It's almost seems like stats got involved in development one day..."ok, we just need to find a way to stop 9 out of 10 shots" - it's effective but it has no upside. Like C1958 said, it's the lowest common denominator, it produces cookie cutter goaltenders... I just wish I was old enough to have seen the evolution of the position and understood how it came to be this way. It's hard to grasp when I just start watching a game from the 70's or whatever, there's no context to what I'm watching....
Well, perhaps I can help, as I came up playing through all 3 styles, Floppers, Stand-Up & Butterfly, whereby elements of all 3, based on the individuals strengths were taught, employed. I had 3 major Goalie Coaches as a kid, the first being Ed Chadwick, who despite his size, was absolutely a Flopper as a player, though as a Coach also a student of the position who understood & could convey/teach elements of Stand-Up & the Butterfly. He'd of course played in an earlier era (pre-slapshot) & was still playing when I knew him (albeit in the minors & Sr. by that time). So as his pupil, you'd take the best of his Flopper game along with elements of Stand-Up & BF. He'd studied Hall, youd be remiss & foolish not to have done so, borrowed from him (which we did, but only on dekes, scrambles in front when youd lost site of the puck, making yourself "big" because you didnt know where the shot was coming from if at all)..
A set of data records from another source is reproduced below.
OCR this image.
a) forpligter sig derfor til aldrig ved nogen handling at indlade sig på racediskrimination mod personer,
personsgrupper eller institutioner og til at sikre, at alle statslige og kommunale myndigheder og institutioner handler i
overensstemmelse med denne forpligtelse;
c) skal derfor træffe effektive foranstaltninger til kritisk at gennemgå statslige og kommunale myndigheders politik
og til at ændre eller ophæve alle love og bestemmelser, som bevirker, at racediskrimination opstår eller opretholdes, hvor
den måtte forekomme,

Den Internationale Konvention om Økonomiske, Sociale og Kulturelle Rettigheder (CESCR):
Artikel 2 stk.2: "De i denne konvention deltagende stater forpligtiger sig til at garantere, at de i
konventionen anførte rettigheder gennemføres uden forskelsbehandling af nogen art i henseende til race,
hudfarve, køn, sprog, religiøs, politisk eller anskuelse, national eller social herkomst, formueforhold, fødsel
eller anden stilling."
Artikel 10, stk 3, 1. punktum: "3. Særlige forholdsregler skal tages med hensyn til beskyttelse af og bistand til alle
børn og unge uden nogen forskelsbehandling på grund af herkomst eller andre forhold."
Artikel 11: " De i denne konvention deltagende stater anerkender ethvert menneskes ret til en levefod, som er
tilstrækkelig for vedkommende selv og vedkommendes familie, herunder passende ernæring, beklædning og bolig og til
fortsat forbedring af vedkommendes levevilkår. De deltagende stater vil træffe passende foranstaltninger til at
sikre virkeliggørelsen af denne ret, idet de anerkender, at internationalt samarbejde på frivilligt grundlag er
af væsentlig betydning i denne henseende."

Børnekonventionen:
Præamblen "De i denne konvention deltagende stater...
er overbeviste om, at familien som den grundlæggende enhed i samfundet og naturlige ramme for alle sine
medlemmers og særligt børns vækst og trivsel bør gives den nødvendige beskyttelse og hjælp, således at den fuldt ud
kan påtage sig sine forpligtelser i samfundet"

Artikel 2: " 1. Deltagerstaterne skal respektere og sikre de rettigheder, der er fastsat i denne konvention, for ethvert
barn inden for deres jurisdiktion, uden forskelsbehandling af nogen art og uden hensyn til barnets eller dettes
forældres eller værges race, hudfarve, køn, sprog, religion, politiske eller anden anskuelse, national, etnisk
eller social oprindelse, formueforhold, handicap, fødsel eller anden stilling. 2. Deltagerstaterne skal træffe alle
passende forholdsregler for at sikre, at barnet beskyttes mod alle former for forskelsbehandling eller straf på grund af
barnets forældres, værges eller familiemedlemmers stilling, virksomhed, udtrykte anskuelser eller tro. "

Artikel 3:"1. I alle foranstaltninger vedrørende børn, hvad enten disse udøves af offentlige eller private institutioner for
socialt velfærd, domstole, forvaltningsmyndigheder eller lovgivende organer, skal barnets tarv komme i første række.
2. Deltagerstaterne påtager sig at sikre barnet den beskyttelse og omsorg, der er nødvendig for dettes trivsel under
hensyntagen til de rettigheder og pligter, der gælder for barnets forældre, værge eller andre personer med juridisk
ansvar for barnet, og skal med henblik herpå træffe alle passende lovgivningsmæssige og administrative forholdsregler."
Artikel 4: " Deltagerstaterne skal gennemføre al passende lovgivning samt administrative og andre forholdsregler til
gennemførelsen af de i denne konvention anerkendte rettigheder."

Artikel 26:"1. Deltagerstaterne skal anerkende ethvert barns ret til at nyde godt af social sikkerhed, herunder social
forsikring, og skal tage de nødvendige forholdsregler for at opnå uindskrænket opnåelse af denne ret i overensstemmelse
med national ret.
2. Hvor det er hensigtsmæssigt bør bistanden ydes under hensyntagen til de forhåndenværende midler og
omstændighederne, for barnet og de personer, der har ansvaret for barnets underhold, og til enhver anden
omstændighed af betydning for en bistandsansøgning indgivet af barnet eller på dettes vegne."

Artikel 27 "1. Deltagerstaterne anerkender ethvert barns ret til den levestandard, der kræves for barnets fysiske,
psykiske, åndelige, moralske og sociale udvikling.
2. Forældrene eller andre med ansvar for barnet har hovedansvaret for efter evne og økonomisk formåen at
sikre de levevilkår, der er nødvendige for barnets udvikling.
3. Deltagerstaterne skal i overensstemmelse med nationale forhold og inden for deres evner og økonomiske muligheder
Chadwicks instructions were followed by Plante, the man himself, who by this time had fully developed the Stand Up, playing the angles, economy of motion to a fine art & science. Again, as the student, youd take parts of his teachings & game, reject others that didnt work for you as an individual in-play, be it due to size & or physiological constraints, perhaps difference from a psychological perspective or whatever. Youd simply take bits & pieces from the Flopper to Stand Up to Halls' Butterfly, make them your own, unique, similar but "different". Jim Rutherford was another Coach, who only through force of will & hardwork ever made to the NHL. He'd been taught by Bower & others, those reservoirs of knowledge opened to another generation through Lil' Jimmy & so on. A couple of other Coaches as well, former Minor Pro players from the 40's & 50's who wouldve learned from the guys who played in the teens, 20's & 30's & so on.
Now, before I go on, its important to put the manner in which the game was being played at that time into perspective, which was basically "Laneway Hockey". Defenceman didnt join the rush or lead it much, Wingers played their Wings up & down rarely venturing beyond maybe 15' out from the boards. Think of a tabletop hockey board. Your Defence can only be moved to the opposing sides Blue Line on a straight groove, your Forwards also on straight lanes with an arc into the left or right corner, your Centre stopping in front of the net in between the faceoff circle hashmarks. No East-West or lateral movement allowed. With Orr's arrival coinciding with rapid over-expansion, the WHA, then the 72 Summit Series, the way the game was played over the next decade of the 70's had changed forever, goaltending playing catchup until really the mid to late 80's but through the late 60's to about 87 you could move your Goalie not only East West but now so too North South, playing the angles.
By the mid to late 80's, that tabletop hockey board now featured grooves for the forwards & defenceman to play all over the surface in constant cycles, and if you wanted to beat them, Left Wing Lock & Neutral Zone Traps the only way to do so, which in combination with the composite sticks (everyone now has a deadly shot, not everyone accurate but none the less, deadly), the game played in cycles by bigger, faster & stronger players, absolutely no way you could play Stand Up exclusively with elements of Flopper & BF included in your tool box. Kirk McClean was probably the last of that kind, though guys like Brodeur & to a lesser extent Thomas & Smith in Phoenix do employ elements of it when required. On the whole however, Goaltenders are taught to "block" as opposed to "save", size critical, and were back to the future, Ed Chadwicks era & earlier, whereby the goalie on your tabletop hockey board no longer is capable of moving out, North South. They still love it, enjoy it & playing the position just as much if not more in some cases than those who came earlier, but that "old bag of tricks", long gone.